İYİ OKUMALAR :*
HATIRLATMA:
bölüm şarkısı: miley cyrus : the climb
''Üzgünüm, Justin. İ-iyi uykular.'' dedim ve kolumu ondan çekip kapıyı açtım. Bir kaç adım atmıştım sadece, onun sesini duyup olduğum yere çakılana kadar.
''Hani senden nefret ettiğimi sormuştun ya? Neden bu kadar nefret ettiğimi? İşte nedeni çok açık. Senin nefretin benimkinden katlarca fazla Nora. İlk defa birinin yanında huzurlu hissettim ve bunu ona söyledim ama o da benden nefret ediyor. Bu lanet şeye anlam veremiyorum! Seni neden kıskandığımı da bilmiyorum. Neden sürekli seni düşündüğümü de bilmiyorum! Bu s*kim şeylerin hiçbirine anlam veremiyorum! Ama böyle davranman canımı acıtıyor Nora. İlk defa kalbim acıyor. Vanessa'dan sonra, ilk defa.'' dedi. Son cümlesini söylerken sesi o kadar kısıktı ki bunu kendi kafamdan bile uydurmuş olabilirim.
Ağladığımı fark etmem uzun zaman almıştı ama arkam ona dönük olduğu için ağladığımı fark etmemişti.
*
BÖLÜM 17
*
Hani bazen ne yapacağınızı bilemezsiniz, çaresiz hissedersiniz. Sağa doğru gidersen koşacaksın bir süre belki. Özgürce koşacaksın ama sonra hızını alamayıp düşeceksin gibi sonundaki uçurumdan. Sola gidersen de hep aynı. Koşamayacaksın belki, ama uçurumda olmayacak. Genelde kalbinizi dinlemenizi söyler bazıları. Bazıları ise kalbin delilikler yaptırdığını, beynin mantıklı hareket ettiğini söyler. Peki ben hangisine uymalıydım ki? Beynime uydum diyelim, beynim ne düşünüyor? Ya o da mantığını yitirdiyse? Kalbime uydum diyelim, orası çok daha karmaşık. İçimde fırtınalar kopuyor ama yapabilecek bir şey yok elimde. Bazen sadece bir yerde olmak istiyorum. Kimsenin olmadığı bir yerde. Sadece yanlız olduğum bir yerde. Hıçkıra hıçkıra ağlamak istiyorum. Bağırmak, çağırmak, kızmak...

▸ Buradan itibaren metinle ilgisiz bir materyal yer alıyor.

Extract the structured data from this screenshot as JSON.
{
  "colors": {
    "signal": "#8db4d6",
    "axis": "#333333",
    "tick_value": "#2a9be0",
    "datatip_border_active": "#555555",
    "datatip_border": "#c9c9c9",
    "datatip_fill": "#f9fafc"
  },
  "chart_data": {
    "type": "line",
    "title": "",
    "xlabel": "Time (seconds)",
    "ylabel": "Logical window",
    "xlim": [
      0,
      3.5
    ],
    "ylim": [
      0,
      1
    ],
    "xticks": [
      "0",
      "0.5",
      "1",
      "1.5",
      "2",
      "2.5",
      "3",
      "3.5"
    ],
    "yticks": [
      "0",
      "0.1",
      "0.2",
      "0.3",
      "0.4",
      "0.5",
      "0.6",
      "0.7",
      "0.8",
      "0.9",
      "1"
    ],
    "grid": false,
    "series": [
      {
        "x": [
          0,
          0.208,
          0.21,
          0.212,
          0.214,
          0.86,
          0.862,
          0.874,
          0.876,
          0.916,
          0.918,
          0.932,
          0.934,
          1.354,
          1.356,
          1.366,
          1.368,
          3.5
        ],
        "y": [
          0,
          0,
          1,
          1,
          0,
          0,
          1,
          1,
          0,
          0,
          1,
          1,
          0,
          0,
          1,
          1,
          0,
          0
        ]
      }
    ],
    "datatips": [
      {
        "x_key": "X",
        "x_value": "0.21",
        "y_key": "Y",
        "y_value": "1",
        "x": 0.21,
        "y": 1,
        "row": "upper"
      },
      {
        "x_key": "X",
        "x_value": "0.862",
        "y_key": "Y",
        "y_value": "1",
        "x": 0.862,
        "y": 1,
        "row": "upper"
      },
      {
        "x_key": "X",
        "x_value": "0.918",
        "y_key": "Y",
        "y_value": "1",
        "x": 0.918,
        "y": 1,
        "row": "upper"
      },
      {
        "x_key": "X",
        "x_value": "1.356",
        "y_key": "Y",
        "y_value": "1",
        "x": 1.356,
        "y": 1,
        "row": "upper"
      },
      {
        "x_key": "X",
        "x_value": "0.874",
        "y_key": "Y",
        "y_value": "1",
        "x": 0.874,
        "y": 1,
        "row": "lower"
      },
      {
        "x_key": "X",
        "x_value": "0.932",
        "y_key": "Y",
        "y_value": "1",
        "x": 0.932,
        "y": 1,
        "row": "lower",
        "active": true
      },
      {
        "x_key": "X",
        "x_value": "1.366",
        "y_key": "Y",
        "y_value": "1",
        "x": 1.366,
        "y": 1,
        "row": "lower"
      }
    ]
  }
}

Şu anda istediğim de bu. Ne yapacağım hakkında en ufak bir fikrim yokken hayatın beni getirdiği yere bakın. Şu anda hayatı benimkinden daha adrenalin dolu geçen bir insan var mıdır merak ediyorum.
Kimseyi istemiyorum yanımda. Yada istiyor muyum? Huzur veriyor onun kolları, doğru. Unutuyorum her şeyi. İçimdeki o asla geçmeyen, dinmek bilmeyen fırtınalar yavaşlıyor hatta duruyor. Şu anda içimde düşüncelerimi içine almış esen fırtınalar.
Gözlerimi sldim ve sürekli beynimin içinde dönen bu düşüncelerden uzaklaşmaya çalıştım.
Dedikleri beynimin içinde yankılanıyordu. Benim yanımda huzurlu hissettiğini söylemişti. Bu bir çok insan için basit gelsede, benim için bir çok şey fade ediyordu. Onun ağzından bir gün bunları duyacağımı söyleseler kahkaha atardım herhalde.
Kafamı ona doğru çevirdim. Aramızdaki bir kaç adımı kapattım.
''Ben senden nefret etmiyorum. Edemiyorum ki bir kere. Başıma bunca olay geldi, hepsinde beni sen kurtardın. Aslında belaları başıma saran da sendin ama olsun. Umrumda değil. Daha yeni fark ediyorum bazı şeyleri. Lütfen bana zaman ver.'' derken gözlerimi bir saniyeliğine yumdum ve geri açtım.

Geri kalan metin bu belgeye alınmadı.